What came out of that was what a set of rubrics that could be applied to case-based or qualitative approaches to evaluation more broadly.
It’s always best to stand on the shoulder of others. So, in order to define the rubrics I build off the UK Department for International Development’s (DFID) Strength of Evidence Guidance, Bond’s Principles and Checklist for Assessing the Quality of Evidence, Nesta’s Standards of Evidence, among others. The 5 criteria I chose for assessing standards of case-based evidence were: (1) plausibility; (2) uniqueness;(3) triangulation; (4) transparency, and; (5) independence, as you can see illustrated below:
For each criterion I created a five-point scale such as the one below for triangulation:
Since developing the rubrics I’ve mostly used them to help monitoring and evaluation teams carrying out adaptations of Outcome Harvesting. This was timely, as the Dutch Policy and Operations Evaluation Department (IOB) recently gave an excoriating criticism of the method for apparent weaknesses in terms of independence, triangulation, and bias. These rubrics can help with all three.
Rubrics are intended to be versatile. You can choose different weights for the relative importance of the five criteria I selected, you can adapt the descriptors in the boxes, you can choose fewer or more levels in a scale. You can even choose different criteria entirely. Whichever way you might want to play around with the specifics, rubrics like these should help you to make your evaluative judgements more structured, transparent, and credible. Using these rubrics can also help you make better choices before you even collect data because they will help you define (and potentially raise) standards beforehand.
Perhaps more important than the specific criteria, standards, and descriptors I chose though, is the message that various evaluators are doing similar things to structure their findings and judgements for more qualitative and case-based methods. Various reputable evaluation outfits have told me so (see here for an example from The TAP Room Consultants on how to structure evaluative judgements, and also here from the Laudes Foundation on rubrics for understanding contribution to systems change).
We should also take note that other sectors such as the legal profession have been using different standards of proof for different judgements for decades. So, this approach isn’t that controversial. Consider the difference between the “balance of probabilities” and “beyond reasonable doubt.” Clearly, the latter would require a higher standard of evidence.

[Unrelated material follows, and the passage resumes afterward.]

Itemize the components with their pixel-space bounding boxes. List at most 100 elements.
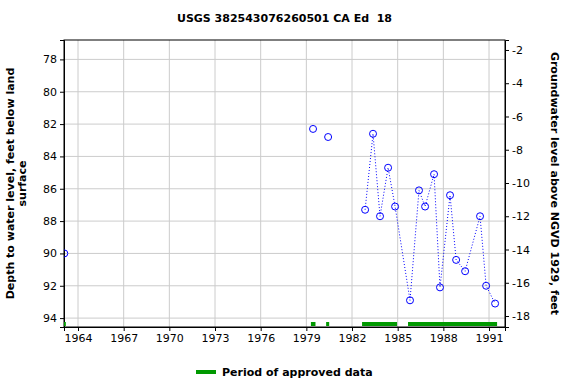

In my view, evidence rubrics can even be applied more broadly. If you’re a programme or portfolio manager, you might want to consider how you would make use of the scores for decision-making. For example, in one instance, I used the rubrics to determine which case studies were good enough to be included in an annual report. In another few instances, like The TAP Room example, I used the rubrics to help organise summary judgements. If a manager wants to take more evidence-based decisions, they could use a form of rubrics like these evidence rubrics to determine what programming decisions to take. They might consider what would be the appropriate level (or score) required to adapt parts of a project or programme, scale up certain parts of the projects if there is credible evidence of achievement, scale down other parts if there isn’t, or even close down whole projects if they don’t meet the passing grade. If we’re really committed to evidence-based policy beyond the fetish of Randomised Control Trials (RCTs), then evidence rubrics are a good place to start.